The current version of winpthreads does not have many of the *_np functions that can be seen on other operating systems such as Linux.

You could write your own function to change Windows threads affinity and call it from your thread. Something like that:

#include <windows.h>

// Bind thread to CPUs
// Return previous mask value on success, 0 on failure
DWORD_PTR BindThreadToCPU(
                            DWORD mask // 1  -  bind to cpu 0
                                       // 4  -  bind to cpu 2
                                       // 15 -  bind to cpu 0,1,2,3
                          )
{
    HANDLE th = GetCurrentThread();
    DWORD_PTR prev_mask = SetThreadAffinityMask(th, mask);
    return prev_mask;
}

Note: A thread affinity mask must be a subset of the process affinity mask.
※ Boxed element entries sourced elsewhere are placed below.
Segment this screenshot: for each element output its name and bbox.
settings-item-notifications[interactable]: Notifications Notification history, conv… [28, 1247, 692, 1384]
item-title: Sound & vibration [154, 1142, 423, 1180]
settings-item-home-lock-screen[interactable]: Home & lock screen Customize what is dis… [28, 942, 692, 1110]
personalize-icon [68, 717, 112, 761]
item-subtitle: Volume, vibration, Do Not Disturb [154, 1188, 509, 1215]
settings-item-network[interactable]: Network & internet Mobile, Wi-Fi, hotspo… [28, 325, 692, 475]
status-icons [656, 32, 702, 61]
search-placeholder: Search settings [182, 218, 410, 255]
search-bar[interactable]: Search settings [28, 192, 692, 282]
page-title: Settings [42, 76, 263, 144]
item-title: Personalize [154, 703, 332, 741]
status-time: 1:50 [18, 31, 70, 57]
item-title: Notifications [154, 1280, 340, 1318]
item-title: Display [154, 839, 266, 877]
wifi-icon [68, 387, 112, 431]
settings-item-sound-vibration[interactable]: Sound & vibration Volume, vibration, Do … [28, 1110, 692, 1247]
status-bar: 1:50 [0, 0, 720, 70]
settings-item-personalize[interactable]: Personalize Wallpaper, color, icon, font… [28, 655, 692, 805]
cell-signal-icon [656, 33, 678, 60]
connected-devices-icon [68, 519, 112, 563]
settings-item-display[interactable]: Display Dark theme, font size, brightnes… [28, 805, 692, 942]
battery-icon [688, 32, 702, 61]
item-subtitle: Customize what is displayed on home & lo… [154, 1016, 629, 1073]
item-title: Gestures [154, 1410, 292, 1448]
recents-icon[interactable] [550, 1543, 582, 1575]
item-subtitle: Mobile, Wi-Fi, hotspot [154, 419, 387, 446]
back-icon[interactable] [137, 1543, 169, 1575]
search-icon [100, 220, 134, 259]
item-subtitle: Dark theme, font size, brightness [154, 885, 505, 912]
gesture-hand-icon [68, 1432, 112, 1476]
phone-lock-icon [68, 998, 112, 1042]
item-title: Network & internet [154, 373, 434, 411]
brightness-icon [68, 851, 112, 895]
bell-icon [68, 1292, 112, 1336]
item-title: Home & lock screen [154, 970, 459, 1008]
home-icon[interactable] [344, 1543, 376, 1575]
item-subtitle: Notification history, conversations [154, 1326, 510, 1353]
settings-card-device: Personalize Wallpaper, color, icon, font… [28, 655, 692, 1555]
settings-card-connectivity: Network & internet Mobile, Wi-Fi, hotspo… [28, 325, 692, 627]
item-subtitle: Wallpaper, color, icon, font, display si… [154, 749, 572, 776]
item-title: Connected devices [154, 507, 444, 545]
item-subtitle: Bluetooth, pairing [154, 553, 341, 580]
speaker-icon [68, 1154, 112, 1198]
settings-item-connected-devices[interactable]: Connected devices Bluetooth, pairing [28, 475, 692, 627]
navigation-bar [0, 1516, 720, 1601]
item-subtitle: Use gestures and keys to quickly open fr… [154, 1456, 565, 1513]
Also there is an interesting quote from the Microsoft documentation regarding SetThreadAffinityMask() and their scheduler:

Thread affinity forces a thread to run on a specific subset of processors. Setting thread affinity should generally be avoided, because it can interfere with the scheduler's ability to schedule threads effectively across processors. This can decrease the performance gains produced by parallel processing. An appropriate use of thread affinity is testing each processor.

In modern versions of Windows there is SetThreadIdealProcessor() function that more friendly to the scheduler and allows you set preferred CPU for thread (but without any strict guarantees for affinity).